Puis, soudain, je ne sais pas pourquoi, j'avais éprouvé le besoin d'être le plus loin possible de cette pièce. J'avais besoin de m'éloigner. Je me dégageai de l'étreinte de Stefan, qui tenta de me retenir. Mais j'étais beaucoup trop déterminée. Je voulais m'éloigner. Je traversais le couloir en m'appuyant sur le mur alors que mes jambes menaçaient de me laisser tomber. Je commençais à descendre les escaliers et soudain, c'est comme si le sol se dérobait sous mes pieds. Mes jambes me lâchèrent complètement et je dévalais les escaliers la tête la première. J'arrivais enfin en bas des escaliers. La douleur était tellement intense que je ne pus même pas pousser un cri. J'avais le souffle complètement coupé. Je grimaçai de douleur. Mon dos, mes jambes et mon visage me faisaient souffrir. J'ignorai la douleur et me relevai avec détermination. J'avais besoin d'air, il me fallait de l'air. J'étouffais. Je me précipitai dans le jardin en boitant et une fois dehors, je m'arrêtai. Je baignai dans les rayons du soleil. Je fermai les yeux, profitant de la chaleur qu'ils me procuraient. Une nouvelle douleur me fit grimacer lorsque mes genoux tombèrent au sol. Les larmes avaient finalement cessées de couler et je me sentais vidée. Vidée de tout. Je n'avais plus d'énergie, je n'avais plus le goût de la vie... Plus rien. Je rouvris les yeux et d'un coup, j'ouvris la bouche et poussai un cri strident. Un cri qui me déchira les cordes vocales. Un groupe d'oiseaux perchés dans un arbre à proximité s'envola par peur. Ma voix s'éteignit toute seule alors qu'une douleur me transperçait la gorge. J'y plaquai ma main en grimaçant de douleur. Mais qu'importe... Il était mort et n'importe quelle douleur ne pouvait surpasser celle que je ressentais déjà. La boule que j'avais dans la gorge depuis plusieurs heures s'était enfin dissipée. Je me sentais mieux, soulagée d'un poids. Mais la peine était toujours là, constante, ne voulant pas s'en aller. Je m'assis sur mes talons alors que j'étais à genoux dans l'herbe. Soudain, quelqu'un s'agenouilla face à moi. Je levai les yeux et découvris Caroline, qui me regardait simplement. Elle ne semblait ni bouleversée ni même triste. Je pouvais deviner un petit sourire au coin de ses lèvres.

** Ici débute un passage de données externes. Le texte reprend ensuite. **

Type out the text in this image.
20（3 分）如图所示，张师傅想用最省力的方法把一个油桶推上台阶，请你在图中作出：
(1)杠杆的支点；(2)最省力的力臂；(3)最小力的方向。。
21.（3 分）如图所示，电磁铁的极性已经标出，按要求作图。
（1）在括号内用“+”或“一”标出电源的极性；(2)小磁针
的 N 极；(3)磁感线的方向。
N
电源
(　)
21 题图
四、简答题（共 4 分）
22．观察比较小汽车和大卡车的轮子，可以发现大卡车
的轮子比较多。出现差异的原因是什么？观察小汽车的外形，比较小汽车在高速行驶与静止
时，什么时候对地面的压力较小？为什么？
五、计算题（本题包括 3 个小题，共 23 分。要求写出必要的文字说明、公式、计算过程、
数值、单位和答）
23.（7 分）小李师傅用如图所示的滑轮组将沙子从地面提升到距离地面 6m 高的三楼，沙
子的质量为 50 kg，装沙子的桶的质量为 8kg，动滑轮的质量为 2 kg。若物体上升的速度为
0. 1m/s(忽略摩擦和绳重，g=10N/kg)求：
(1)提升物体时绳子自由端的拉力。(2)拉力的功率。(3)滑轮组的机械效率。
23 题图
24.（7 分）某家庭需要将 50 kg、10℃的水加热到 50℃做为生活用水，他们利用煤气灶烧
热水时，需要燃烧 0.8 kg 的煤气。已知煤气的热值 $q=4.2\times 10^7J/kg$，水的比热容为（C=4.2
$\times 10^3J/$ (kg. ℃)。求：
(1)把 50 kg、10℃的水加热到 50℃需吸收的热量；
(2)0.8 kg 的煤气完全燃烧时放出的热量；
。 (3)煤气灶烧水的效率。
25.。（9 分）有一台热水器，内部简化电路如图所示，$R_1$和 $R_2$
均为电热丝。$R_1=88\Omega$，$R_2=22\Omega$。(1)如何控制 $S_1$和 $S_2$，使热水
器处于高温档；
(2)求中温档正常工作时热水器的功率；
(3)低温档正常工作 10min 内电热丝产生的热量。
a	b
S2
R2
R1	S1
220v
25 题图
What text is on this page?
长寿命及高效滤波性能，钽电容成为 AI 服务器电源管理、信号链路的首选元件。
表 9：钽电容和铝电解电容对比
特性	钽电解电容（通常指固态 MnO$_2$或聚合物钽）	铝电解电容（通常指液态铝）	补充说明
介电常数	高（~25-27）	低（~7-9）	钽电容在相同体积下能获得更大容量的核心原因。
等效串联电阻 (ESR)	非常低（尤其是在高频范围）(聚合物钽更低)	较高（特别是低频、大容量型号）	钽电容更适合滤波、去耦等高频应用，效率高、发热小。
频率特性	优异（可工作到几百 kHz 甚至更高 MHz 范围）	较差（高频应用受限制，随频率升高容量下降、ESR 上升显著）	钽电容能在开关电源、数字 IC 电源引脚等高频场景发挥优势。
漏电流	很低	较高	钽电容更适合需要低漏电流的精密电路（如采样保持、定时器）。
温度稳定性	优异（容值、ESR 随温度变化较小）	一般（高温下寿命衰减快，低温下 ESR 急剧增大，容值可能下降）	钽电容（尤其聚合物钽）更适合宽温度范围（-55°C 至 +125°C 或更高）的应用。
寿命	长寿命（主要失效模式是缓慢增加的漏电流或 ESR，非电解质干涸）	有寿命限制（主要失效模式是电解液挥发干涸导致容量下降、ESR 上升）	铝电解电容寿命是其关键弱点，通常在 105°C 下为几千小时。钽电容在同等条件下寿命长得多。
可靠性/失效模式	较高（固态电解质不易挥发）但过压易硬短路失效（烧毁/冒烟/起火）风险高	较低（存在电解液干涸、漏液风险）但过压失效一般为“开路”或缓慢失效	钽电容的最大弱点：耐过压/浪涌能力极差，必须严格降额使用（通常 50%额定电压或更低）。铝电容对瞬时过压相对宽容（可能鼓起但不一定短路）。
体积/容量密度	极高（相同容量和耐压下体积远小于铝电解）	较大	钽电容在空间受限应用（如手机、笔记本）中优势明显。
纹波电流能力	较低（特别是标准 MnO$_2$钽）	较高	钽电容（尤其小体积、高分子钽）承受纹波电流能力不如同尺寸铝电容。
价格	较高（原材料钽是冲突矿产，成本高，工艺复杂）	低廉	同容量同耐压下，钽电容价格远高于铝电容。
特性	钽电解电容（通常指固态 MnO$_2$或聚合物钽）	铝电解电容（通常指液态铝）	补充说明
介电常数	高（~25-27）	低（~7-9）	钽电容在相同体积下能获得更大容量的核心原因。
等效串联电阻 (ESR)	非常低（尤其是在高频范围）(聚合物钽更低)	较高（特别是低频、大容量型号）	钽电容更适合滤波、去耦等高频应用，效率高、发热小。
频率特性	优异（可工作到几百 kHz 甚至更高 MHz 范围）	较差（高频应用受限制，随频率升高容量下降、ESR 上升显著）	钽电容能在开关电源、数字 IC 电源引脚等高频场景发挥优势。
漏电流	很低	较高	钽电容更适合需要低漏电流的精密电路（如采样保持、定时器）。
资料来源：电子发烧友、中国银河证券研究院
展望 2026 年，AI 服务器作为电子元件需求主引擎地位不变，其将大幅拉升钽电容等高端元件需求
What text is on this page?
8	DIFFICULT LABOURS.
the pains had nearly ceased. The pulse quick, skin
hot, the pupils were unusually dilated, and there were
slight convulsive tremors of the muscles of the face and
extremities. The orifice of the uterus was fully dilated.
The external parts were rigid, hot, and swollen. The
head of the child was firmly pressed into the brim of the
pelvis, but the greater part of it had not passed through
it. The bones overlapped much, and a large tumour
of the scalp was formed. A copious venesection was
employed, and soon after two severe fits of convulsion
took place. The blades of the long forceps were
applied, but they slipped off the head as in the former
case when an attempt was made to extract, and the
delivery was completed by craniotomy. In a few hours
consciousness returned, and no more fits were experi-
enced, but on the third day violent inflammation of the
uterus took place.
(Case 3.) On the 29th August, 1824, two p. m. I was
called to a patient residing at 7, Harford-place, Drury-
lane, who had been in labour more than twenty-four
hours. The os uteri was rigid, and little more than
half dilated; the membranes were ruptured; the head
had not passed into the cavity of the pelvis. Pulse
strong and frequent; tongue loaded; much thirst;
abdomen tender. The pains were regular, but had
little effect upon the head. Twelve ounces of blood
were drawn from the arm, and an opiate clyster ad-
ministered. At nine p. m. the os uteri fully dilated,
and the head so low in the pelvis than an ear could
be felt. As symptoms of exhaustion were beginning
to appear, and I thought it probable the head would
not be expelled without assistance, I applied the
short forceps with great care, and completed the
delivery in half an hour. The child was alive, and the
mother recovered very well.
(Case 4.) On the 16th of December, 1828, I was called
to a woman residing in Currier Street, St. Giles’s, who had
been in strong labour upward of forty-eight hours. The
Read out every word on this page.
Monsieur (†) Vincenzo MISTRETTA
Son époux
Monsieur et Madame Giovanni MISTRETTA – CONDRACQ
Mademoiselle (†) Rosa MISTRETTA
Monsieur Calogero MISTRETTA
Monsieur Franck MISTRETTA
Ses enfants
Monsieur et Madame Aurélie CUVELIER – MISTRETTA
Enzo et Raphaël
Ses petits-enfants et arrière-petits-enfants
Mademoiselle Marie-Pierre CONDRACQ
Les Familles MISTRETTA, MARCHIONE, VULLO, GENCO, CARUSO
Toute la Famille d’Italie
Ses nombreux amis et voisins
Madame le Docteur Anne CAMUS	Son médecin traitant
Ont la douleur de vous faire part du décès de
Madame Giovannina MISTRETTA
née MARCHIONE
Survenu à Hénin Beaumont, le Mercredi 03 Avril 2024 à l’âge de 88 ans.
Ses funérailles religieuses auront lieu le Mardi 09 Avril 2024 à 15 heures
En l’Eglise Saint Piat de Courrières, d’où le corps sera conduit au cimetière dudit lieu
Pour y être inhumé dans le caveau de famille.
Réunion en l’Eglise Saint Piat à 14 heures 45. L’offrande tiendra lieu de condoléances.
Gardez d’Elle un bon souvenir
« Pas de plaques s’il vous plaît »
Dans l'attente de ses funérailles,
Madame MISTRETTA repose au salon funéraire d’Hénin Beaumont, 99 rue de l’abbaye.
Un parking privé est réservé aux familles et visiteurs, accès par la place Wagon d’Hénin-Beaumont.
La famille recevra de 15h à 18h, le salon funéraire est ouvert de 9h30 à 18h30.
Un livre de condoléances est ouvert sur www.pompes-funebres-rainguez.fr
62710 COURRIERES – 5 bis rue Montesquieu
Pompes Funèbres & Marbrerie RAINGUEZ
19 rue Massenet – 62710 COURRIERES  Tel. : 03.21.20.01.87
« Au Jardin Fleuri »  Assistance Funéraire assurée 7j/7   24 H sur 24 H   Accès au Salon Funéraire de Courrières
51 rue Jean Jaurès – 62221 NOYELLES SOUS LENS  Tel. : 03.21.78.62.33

-Ton meilleur ami vient de mourir Caroline, crachai-je. Tu pourrais au moins ravaler ton sourire.
Alors que ces mots sortaient de ma bouche, ma gorge me brûlait encore plus et ma voix était totalement brisée. J'avais seulement soufflé mes paroles alors qu'il me semblait les avoir prononcé normalement. Caroline continuait de me regarder avec cette petite étincelle dans les yeux, comme si je ne venais pas de lui annoncer la mort de son meilleur ami. Son sourire ne fit que s'agrandir de plus en plus. Elle posa ses mains sur mes épaules et je vis des larmes perler dans ses yeux.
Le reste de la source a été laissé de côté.